Ils avaient passé chaque recoin au Bluestar et aux ultraviolets sans rien trouver, avaient collecté des dizaines d’empreintes et récupéré quelques cheveux dans la bonde du lavabo de la salle de bains. Mais ils étaient sceptiques sur leur origine, puisque Macareux n’avait pas été le seul à habiter les lieux et que la pièce d’eau avait été nettoyée et utilisée à plusieurs reprises. Peut-être Macareux s’était-il chargé lui-même du nettoyage, à l’eau de Javel, avant de disparaître, comportement crédible chez un ultra-méticuleux. Sharko avait croisé tant de malades dans sa carrière que plus grand-chose ne le surprenait, en définitive.
Le flic entra dans la maison vide, les tableaux sous le bras, et monta à l’étage. L’escalier n’était plus tout jeune et craquait. Sur le palier, il jeta un œil à la petite salle de bains, propre et rangée si on faisait abstraction de la poussière. Pas de fenêtre, même pas de grille d’aération. Il fixa le miroir et la douche en silence, puis se dirigea vers l’unique chambre, contenant un sommier et un matelas posés au milieu d’une pièce tout en parquet. Une énorme tache d’humidité imprégnait le plafond, résultat sans doute de la tempête. La tapisserie était vieillotte, sale, plus claire à certains endroits : c’était là que les deux cadres avaient été accrochés. Les petits clous étaient encore enfoncés dans le mur.
Sharko prit ses deux tableaux et les suspendit aux emplacements qui semblaient correspondre, sur deux murs à angle droit. L’un se trouvait face au lit, l’autre sur le côté gauche.
Il se recula de deux pas, de manière à se placer au milieu de la pièce.
La première reproduction montrait un groupe de sept hommes — barbe, moustache, fraise blanche au-dessus d’une toge foncée — agglutinés devant un cadavre couché sur une table. Un huitième individu tenait un instrument chirurgical et disséquait le bras gauche.
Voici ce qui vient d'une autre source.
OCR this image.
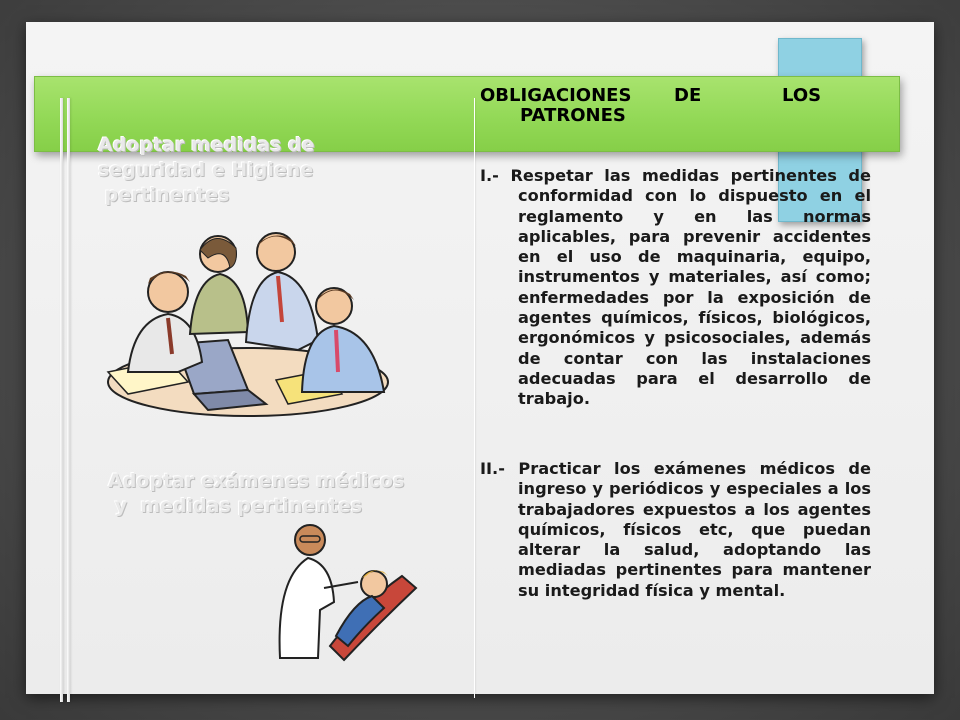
Adoptar medidas de

seguridad e Higiene

pertinentes

Adoptar exámenes médicos

y  medidas pertinentes

OBLIGACIONES DE	LOS
PATRONES

I.- Respetar las medidas pertinentes de conformidad con lo dispuesto en el reglamento y en las normas aplicables, para prevenir accidentes en el uso de maquinaria, equipo, instrumentos y materiales, así como; enfermedades por la exposición de agentes químicos, físicos, biológicos, ergonómicos y psicosociales, además de contar con las instalaciones adecuadas para el desarrollo de trabajo.

II.- Practicar los exámenes médicos de ingreso y periódicos y especiales a los trabajadores expuestos a los agentes químicos, físicos etc, que puedan alterar la salud, adoptando las mediadas pertinentes para mantener su integridad física y mental.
L’éclairage blanchâtre du mort sur fond sombre accentuait la froide curiosité des participants. Les visages étaient sévères, intrigués aussi face au spectacle et au mystère de la mort. Ils assistaient apparemment à une leçon d’anatomie.
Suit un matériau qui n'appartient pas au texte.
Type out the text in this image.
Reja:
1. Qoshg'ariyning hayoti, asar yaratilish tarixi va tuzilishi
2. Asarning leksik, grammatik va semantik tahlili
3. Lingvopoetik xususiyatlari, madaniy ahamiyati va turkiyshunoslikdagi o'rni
Sharko se tourna vers l’autre mur. La seconde reproduction montrait un individu aux traits neutres observant avec intérêt l’ouverture du crâne d’un autre cadavre. Il tenait un bol à la main, sans doute pour récupérer les déchets organiques. Le ventre grand ouvert du sujet avait été vidé de ses entrailles. On ne voyait pas le visage du chirurgien, celui qui accédait au cerveau, parce qu’il se trouvait hors-champ. Le corps meurtri avait l’air vivant, ses yeux noirs pleins d’effroi et légèrement tournés vers la gauche.
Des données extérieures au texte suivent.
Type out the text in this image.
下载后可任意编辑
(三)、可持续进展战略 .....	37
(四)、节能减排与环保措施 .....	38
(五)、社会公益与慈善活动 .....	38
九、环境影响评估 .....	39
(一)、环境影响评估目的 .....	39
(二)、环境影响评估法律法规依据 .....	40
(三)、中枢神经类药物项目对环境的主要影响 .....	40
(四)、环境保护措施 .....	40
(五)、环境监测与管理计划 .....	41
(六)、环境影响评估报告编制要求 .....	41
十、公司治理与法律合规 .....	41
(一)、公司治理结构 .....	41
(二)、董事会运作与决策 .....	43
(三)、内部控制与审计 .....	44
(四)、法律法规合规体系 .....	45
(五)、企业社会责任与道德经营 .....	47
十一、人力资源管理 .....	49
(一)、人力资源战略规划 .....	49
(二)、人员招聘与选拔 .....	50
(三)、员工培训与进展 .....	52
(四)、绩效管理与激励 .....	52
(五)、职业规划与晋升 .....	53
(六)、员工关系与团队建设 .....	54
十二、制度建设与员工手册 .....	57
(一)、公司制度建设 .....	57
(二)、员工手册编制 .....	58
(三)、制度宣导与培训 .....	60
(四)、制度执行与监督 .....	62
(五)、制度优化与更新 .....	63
Sharko observa les deux tableaux avec calme et minutie. Il n’y connaissait pas grand-chose en peinture mais il y avait dans les coups de pinceau, les couleurs et les costumes de nombreuses similitudes. Les époques semblaient proches. L’œuvre d’un même peintre ? En tout cas, le lieutenant pensait avoir sous les yeux les balbutiements de la médecine moderne, de l’exploration du corps humain. Les œuvres originales dont étaient tirées ces reproductions dataient peut-être du Moyen Âge ou de la Renaissance.
Qu’est-ce qui intéressait le tortionnaire dans ces scènes de dissection effroyables ?
Sharko se rappela le message gravé dans la carrière :
Il y avait à l’évidence un rapport fort avec la mort dans ces peintures. Elle semblait jaillir des images, peser de tout son poids sur les épaules des observateurs. Sharko pouvait presque sentir son souffle glacial.
La mort, le macabre fascinaient-ils le tortionnaire de la jeune femme ? La mort l’avait-elle touché de près ? Effleuré ? La côtoyait-il chaque jour ? On pouvait prendre la vie, mais que signifiait « prendre la Mort » ?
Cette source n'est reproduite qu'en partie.